Unfortunately, the new attempts to hit ISIL hard risk becoming a little like that. They will be mainly symbolic. They will seek to persuade doubters that something significant is under way. And they will add to the general babble over how to fight the extremist group while not bolstering Bashar Al Assad, something that is practically impossible unless the air strikes are so ineffectual as to not matter at all.
What is their purpose then? To quiet Europe’s mounting worry over the inexorable flow of migrants from Syria, which is now the leading source of desperate people seeking sanctuary.
Consider the timing. The unceasing influx of refugees is profoundly polarising but it has taken on an inexorable momentum all its own. Television channels across Europe are filled with constant updates on the flow, German corporate bosses, celebrities and football teams have been pledging support and the Pope has urged every parish to open its heart and homes.
Syrians on the move are full of praise for German chancellor Angela Merkel, with one, Mohammed Hadad, gratefully telling the Financial Times she was now “the mother” of his people. Even though such extravagant gratitude provokes right-wing rage, Mrs Merkel has graciously acknowledged the halo of hope that encircles her country right now. Meanwhile, politicians on the nationalist right warn that European cultural values will be submerged by the “flood”.
Xenophobic or not, they are right on at least one point – generosity is a finite resource. As is a country’s budget, territory and the patience requiredif and when the social fabric is stretched tight as a drum skin. This is where the air strikes against ISIL come in. They are supposed to tackle the refugee problem “at source”, as a leading British politician put it.
So on Monday, even as France and Germany agreed to take nearly half of the extra 120,000 refugees that the European Union proposes to relocate over the next two years, the French president announced the need for other measures as well. Francois Hollande said that he felt a responsibility to fight “terrorism and war” and that in order to cope with the flow of refugees, France had to consider air strikes against ISIL in Syria.
It was a variation of something Britain’s chancellor had said just days before. “You’ve got to deal with the [migration] problem at source, which is this evil Assad regime and the ISIL terrorists,” George Osborne told a finance ministers’ summit in Turkey.
But there is little sign of a coherent policy – or will – to tackle both problems and in the short term, western leaders seem to think it less controversial to mutter imprecations against just ISIL. Less controversial, but not easier. ISIL continues to make advances and is now said to have captured Jazal, the last major oilfield under Syrian government control.

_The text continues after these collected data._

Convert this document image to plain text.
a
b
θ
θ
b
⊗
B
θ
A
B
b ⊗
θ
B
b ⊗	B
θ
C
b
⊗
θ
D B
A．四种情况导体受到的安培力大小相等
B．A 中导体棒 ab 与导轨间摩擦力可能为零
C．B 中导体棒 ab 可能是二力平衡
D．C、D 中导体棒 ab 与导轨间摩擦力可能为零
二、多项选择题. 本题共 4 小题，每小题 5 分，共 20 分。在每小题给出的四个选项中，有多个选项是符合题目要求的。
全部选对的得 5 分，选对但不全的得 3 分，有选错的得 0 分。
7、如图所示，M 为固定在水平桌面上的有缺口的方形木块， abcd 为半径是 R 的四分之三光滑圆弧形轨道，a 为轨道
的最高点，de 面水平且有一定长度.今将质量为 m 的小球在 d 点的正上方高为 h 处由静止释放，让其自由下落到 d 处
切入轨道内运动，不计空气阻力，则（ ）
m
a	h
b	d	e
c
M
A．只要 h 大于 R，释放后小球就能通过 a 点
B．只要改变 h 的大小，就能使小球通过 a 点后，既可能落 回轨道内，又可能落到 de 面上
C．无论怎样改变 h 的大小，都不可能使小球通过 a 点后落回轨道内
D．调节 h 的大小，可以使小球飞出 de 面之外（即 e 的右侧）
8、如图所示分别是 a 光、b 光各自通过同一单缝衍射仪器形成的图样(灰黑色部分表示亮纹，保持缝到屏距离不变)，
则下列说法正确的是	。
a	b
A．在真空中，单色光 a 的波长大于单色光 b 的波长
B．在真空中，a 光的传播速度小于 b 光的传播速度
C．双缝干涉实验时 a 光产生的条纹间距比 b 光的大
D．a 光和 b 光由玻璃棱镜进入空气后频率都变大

But the attempt to talk tough continues. Mr Osborne’s statement simply amplified that of Australia’s foreign minister from the week before. Even as Julie Bishop signalled she would accede to an American request to extend its air force attacks on ISIL from Iraq into Syria, she suggested that Europe should do the same if it were not to be engulfed by the refugee crisis.
The British prime minister seems to agree, which is why he is trying to organise a parliamentary vote that would authorise military strikes in Syria. Domestic political reasons may prevent him getting the result he wants. But this week’s disclosure of an unprecedented UK government-approved drone strike in Syria, which killed two Britons, is being seen as a way to sneakily make the case for greater military involvement in hitting ISIL.
The emerging consensus is apparent – there is a need to be seen to be doing something concrete in Syria.
There is a common-sense aspect to extending the air campaign to Syria. ISIL operates as though there were no border at all between Iraq and Syria and any anti-ISIL mission should be able to do the same.
Fair enough. But how will this prevent the haemorrhaging of civilians? It won’t, not as long as Mr Al Assad’s forces continue to indiscriminately bomb and shell his people. Not only has the international community refused to conduct the kinds of military operations required by the Responsibility to Protect principle enshrined in the first article of the Genocide Convention, the UN has also repeatedly failed to authorise collective military action to restore international peace and security in response to ISIL’s seizure of territory across Iraq and Syria. Clearly then the air strikes’ utility may lie only in conveying the illusion of a considered and forceful strategy to tackle the migrant crisis at both ends – the source and the end point.
The trouble with faux activity, though, is that it uselessly consumes resources and feeds a sense of hopelessness when the means fail to achieve the declared aims.